И Д'Аннунцио был таким же карьеристом, он даже завел роман с самой Дузе, причем обращался с ней очень дурно, что, однако, никак не отразилось на изысканности его стиля. Вероятно, человек, если он окружен богатством и красотой, может позволить себе буквально все. У Платтеля уже сложилось в уме новое предложение, которое пока — на бумаге — еще топорщилось; он будто подхватил мои носившиеся в воздухе «посторонние мысли»: славу и женщин, роскошь и модные вещи, писал Платтель, человек завоевывает только посредством работы, но что есть работа? Под «работой» может подразумеваться разное, поэтому сначала нужно определить, что такое работа вообще — и как ее понимал Гёте, когда формулировал эти две сентенции. Гёте и работа в его стихотворениях. Далее следовал новый план. Склонность к физике на сей раз Платтелю не помогла, а, напротив, увлекла на ложный путь, отнявший у него целых двадцать минут, в течение которых он рассуждал о принципах механической работы; я разглядел только подрагивающий хвостик его последнего предложения (последнего перед тем, как дело у него опять застопорилось):…итак, вся сила k поднимает тело вдоль пути s только на компоненту s/k.

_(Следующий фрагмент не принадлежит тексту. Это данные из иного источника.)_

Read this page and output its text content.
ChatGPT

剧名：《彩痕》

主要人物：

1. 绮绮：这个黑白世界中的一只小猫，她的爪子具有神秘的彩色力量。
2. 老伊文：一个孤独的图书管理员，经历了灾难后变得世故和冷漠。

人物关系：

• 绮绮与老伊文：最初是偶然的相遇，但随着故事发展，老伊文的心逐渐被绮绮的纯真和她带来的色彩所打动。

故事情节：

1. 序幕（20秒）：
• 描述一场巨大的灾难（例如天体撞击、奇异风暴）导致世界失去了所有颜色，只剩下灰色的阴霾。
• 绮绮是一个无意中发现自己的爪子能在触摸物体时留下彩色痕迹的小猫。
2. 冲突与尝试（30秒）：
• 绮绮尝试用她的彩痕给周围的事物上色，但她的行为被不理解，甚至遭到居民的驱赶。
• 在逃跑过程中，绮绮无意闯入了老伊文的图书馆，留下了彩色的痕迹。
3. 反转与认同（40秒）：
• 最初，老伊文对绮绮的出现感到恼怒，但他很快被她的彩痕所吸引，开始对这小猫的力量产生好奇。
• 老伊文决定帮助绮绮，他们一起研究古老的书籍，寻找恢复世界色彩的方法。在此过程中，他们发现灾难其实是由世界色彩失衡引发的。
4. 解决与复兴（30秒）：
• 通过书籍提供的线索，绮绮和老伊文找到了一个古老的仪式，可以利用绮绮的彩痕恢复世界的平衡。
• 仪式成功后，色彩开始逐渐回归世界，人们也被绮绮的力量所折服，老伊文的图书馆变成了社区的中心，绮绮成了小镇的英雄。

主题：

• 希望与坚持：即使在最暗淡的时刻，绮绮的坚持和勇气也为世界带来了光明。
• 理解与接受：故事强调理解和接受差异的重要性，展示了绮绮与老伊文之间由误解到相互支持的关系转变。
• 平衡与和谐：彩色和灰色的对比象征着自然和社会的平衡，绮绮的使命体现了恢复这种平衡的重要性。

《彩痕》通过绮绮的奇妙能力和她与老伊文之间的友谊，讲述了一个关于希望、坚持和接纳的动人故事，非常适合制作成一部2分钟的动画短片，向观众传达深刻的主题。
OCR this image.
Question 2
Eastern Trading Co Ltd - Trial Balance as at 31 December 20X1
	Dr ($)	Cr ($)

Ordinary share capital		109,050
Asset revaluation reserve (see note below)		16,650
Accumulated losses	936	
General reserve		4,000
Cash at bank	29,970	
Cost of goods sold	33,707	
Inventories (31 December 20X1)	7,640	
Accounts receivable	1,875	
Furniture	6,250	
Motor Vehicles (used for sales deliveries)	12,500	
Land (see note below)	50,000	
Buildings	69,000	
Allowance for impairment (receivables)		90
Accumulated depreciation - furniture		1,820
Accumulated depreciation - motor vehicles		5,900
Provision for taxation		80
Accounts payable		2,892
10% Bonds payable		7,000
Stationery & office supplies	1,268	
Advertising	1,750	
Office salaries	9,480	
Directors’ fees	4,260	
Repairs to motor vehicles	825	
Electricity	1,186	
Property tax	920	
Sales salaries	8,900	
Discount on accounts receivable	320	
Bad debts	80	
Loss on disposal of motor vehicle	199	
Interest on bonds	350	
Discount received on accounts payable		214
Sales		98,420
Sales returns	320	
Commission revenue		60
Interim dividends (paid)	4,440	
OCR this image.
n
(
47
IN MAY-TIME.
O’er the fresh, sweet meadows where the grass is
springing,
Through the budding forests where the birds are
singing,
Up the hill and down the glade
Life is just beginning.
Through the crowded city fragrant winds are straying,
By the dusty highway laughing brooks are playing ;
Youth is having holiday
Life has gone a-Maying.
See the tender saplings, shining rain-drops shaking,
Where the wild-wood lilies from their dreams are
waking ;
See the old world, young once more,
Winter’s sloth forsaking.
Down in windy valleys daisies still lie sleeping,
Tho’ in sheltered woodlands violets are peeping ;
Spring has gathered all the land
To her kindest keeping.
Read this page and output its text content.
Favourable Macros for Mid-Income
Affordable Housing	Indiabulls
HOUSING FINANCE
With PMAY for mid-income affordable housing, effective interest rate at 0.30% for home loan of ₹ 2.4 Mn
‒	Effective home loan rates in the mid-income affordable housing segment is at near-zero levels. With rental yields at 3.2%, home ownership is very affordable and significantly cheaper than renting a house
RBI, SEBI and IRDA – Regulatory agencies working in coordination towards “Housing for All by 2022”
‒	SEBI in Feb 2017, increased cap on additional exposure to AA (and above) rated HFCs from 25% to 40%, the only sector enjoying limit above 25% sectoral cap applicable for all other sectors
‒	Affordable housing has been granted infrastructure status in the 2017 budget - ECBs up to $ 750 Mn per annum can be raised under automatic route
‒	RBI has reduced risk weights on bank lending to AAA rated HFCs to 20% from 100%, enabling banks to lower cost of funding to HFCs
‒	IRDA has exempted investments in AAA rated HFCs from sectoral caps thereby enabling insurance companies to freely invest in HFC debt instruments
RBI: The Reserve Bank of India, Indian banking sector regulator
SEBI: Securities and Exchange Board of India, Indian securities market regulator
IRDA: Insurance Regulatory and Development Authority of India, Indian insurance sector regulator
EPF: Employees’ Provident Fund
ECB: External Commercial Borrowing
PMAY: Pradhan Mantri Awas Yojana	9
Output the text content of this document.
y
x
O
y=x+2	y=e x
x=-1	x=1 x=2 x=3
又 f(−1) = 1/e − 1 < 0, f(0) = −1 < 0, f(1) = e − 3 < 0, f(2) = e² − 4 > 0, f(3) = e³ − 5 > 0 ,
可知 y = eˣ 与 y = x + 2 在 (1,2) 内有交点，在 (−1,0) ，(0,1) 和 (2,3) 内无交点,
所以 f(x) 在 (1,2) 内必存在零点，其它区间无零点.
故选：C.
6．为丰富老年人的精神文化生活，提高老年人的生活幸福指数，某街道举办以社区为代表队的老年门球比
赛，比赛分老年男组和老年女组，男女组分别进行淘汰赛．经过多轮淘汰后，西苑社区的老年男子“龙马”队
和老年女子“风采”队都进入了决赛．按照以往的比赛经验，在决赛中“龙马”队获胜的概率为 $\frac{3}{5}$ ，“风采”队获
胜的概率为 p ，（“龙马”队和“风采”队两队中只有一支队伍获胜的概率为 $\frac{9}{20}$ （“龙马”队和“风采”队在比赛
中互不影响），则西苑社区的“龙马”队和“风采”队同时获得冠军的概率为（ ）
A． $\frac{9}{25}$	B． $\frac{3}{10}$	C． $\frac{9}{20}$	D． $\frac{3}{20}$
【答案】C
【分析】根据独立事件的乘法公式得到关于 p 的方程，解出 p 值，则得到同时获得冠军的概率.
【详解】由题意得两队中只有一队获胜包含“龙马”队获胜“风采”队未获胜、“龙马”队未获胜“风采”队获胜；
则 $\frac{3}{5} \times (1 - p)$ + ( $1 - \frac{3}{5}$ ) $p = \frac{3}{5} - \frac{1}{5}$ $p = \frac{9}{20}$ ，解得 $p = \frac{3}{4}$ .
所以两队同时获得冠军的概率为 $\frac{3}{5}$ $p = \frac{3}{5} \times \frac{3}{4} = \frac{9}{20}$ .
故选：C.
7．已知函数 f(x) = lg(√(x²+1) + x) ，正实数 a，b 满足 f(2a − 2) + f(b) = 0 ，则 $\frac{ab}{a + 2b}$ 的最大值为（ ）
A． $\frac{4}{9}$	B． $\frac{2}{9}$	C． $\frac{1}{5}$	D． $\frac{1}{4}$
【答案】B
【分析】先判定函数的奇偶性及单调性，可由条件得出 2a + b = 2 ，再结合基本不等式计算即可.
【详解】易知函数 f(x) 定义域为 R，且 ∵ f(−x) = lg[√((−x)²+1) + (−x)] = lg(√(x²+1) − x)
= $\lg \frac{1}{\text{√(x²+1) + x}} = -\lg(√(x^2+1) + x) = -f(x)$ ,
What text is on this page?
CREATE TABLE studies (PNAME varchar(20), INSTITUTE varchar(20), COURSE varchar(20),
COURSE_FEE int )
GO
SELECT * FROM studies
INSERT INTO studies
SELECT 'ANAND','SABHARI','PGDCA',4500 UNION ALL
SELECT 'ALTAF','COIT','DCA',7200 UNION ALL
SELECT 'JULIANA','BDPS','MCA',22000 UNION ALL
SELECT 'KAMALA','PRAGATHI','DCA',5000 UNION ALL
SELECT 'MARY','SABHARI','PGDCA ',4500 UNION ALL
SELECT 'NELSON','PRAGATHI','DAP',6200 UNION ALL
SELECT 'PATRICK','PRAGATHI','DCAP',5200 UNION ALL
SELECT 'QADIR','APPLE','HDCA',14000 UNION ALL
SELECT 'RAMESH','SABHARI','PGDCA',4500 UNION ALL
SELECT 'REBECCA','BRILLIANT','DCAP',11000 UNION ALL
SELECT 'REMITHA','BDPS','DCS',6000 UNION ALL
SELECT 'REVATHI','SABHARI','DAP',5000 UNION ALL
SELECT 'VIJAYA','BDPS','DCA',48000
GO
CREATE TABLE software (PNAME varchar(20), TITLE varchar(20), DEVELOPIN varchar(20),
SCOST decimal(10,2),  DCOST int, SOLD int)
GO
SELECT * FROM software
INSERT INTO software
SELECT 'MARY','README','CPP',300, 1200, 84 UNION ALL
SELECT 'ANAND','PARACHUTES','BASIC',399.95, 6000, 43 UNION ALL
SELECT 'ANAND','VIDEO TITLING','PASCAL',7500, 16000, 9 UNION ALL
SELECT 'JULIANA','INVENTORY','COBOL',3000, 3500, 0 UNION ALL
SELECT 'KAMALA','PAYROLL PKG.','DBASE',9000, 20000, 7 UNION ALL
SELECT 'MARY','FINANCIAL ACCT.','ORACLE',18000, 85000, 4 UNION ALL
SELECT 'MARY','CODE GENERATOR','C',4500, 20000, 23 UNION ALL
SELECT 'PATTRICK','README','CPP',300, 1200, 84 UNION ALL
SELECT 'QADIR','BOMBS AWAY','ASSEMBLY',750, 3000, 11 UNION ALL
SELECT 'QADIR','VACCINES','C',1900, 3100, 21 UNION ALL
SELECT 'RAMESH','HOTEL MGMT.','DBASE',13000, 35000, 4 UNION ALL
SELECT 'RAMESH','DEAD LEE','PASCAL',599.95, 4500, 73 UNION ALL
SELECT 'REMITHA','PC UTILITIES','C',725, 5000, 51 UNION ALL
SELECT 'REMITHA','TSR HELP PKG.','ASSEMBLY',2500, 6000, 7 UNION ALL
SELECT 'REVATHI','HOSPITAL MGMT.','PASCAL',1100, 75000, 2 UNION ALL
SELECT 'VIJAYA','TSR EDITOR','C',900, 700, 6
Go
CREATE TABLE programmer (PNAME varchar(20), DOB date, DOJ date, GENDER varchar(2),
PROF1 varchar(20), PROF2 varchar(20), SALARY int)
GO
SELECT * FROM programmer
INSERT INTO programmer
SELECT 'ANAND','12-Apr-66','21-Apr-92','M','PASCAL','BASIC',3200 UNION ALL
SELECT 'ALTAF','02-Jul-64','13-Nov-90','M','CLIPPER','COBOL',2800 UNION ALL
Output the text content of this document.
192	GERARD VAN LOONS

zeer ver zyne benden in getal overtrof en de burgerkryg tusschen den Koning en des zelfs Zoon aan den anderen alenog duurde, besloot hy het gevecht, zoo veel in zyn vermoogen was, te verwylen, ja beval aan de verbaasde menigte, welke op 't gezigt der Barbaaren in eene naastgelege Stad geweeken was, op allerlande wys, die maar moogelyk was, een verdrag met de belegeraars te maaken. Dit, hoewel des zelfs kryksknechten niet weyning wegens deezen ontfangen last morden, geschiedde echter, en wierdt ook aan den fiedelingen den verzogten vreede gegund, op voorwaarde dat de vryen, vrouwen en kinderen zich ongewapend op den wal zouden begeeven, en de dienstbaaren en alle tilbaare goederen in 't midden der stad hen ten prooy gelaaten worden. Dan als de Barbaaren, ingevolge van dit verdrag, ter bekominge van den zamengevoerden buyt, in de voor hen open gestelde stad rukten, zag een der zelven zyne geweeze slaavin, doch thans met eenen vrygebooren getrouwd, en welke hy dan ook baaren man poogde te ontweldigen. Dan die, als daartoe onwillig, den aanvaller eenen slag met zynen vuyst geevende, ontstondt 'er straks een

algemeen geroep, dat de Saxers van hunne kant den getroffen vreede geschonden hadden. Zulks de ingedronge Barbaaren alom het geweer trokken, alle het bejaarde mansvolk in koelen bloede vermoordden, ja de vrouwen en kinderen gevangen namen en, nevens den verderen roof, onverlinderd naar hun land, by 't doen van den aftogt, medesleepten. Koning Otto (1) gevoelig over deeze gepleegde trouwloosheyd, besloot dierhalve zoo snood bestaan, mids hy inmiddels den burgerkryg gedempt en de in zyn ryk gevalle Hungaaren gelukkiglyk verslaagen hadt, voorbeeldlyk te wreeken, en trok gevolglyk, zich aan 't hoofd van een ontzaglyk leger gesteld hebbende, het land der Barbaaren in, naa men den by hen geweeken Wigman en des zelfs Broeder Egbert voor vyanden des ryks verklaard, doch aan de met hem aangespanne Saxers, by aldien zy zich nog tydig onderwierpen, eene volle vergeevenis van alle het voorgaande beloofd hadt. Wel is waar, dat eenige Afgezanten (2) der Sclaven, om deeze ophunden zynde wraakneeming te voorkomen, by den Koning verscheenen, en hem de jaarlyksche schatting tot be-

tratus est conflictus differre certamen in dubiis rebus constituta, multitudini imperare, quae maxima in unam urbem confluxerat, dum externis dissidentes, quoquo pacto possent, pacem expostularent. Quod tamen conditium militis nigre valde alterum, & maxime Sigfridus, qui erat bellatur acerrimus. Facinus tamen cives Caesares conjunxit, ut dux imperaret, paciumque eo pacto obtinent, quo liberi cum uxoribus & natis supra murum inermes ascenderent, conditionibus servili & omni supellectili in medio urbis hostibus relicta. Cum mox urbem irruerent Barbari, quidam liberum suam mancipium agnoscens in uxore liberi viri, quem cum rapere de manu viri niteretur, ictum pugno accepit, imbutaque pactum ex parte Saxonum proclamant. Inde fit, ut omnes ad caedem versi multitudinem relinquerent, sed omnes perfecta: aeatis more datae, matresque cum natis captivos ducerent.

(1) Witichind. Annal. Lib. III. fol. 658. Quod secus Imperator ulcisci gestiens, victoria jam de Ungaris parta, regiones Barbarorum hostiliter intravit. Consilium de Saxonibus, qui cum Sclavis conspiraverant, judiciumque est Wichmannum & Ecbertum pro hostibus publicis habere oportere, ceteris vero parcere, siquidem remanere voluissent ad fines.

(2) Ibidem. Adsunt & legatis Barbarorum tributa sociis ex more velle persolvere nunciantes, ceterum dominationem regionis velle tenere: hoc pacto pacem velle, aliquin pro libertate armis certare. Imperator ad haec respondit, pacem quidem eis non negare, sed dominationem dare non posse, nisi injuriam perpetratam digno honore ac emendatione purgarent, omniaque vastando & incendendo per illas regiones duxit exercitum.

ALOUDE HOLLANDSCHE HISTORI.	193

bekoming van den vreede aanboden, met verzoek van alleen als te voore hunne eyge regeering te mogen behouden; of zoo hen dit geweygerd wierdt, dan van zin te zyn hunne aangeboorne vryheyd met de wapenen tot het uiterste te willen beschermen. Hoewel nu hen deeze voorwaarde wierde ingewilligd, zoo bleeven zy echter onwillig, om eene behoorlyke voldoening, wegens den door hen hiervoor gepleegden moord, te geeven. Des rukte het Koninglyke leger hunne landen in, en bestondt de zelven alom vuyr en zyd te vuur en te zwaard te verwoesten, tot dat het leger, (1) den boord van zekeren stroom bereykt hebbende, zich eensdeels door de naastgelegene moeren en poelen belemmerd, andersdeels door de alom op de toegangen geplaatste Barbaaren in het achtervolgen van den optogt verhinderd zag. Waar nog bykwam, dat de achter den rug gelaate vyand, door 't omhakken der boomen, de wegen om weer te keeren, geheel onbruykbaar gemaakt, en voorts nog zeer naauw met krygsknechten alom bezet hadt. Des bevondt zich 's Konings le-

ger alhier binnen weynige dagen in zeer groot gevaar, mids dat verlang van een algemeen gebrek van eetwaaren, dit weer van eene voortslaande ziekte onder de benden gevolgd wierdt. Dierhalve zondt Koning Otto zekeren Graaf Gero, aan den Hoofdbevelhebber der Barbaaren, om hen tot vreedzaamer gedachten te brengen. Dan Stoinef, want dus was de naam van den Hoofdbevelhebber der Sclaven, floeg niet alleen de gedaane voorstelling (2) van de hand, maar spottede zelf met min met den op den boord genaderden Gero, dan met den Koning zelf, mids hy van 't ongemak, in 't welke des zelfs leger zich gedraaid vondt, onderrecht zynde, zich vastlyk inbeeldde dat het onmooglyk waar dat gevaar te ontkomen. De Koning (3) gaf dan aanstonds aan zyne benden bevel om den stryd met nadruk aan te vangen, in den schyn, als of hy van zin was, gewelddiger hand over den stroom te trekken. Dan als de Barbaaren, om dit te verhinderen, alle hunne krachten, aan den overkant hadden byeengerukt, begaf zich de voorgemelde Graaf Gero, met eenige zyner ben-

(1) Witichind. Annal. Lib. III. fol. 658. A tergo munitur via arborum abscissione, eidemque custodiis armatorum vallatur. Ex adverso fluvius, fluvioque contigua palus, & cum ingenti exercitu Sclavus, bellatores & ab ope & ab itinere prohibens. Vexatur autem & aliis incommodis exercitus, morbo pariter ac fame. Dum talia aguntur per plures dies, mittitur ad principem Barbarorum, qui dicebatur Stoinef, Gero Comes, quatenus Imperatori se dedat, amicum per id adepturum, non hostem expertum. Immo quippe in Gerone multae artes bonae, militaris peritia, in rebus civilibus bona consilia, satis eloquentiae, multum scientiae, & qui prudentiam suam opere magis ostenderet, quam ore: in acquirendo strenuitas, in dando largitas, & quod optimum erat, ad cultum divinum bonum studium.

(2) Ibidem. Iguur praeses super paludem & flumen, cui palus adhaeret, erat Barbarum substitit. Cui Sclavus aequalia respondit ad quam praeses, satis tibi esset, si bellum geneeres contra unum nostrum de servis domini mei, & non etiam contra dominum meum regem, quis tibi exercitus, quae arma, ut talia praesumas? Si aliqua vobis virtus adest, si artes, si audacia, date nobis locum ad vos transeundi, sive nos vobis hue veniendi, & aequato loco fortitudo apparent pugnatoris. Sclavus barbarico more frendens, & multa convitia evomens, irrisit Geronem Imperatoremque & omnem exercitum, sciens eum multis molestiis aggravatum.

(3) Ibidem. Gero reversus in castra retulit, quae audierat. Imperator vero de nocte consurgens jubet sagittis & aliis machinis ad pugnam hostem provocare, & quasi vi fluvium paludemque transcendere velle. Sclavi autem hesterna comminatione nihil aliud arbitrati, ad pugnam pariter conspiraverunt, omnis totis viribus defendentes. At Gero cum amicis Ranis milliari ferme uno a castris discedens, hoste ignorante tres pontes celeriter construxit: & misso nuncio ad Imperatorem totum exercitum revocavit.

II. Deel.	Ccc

На доске все еще красовались оба гётевские высказывания, записанные почерком Форманека, печатными буквами. Я жалел, что он не выбрал тему «Гёте и красота» или «Гёте и женщины»; книгу Кюна «Женщины вокруг Гёте» (вполне целомудренную) я прочитал уже два раза. И заранее подыскал к теме красоты две фразы, которые обе пригодились бы мне при возделывании благодатной эстетической нивы: а) неразделимы «красота и добро, красота и есть добро, предстающее под покровом тела» — уж не знаю, похоже ли это на стихотворный размер, Форманек рассказывал нам только о ямбе и хорее. Фраза б), тоже из этой серии, звучит так: «В любой красоте есть некая закономерность, выставленная напоказ». Это уже не лирика, а боевой клич из «Максим и рефлексий».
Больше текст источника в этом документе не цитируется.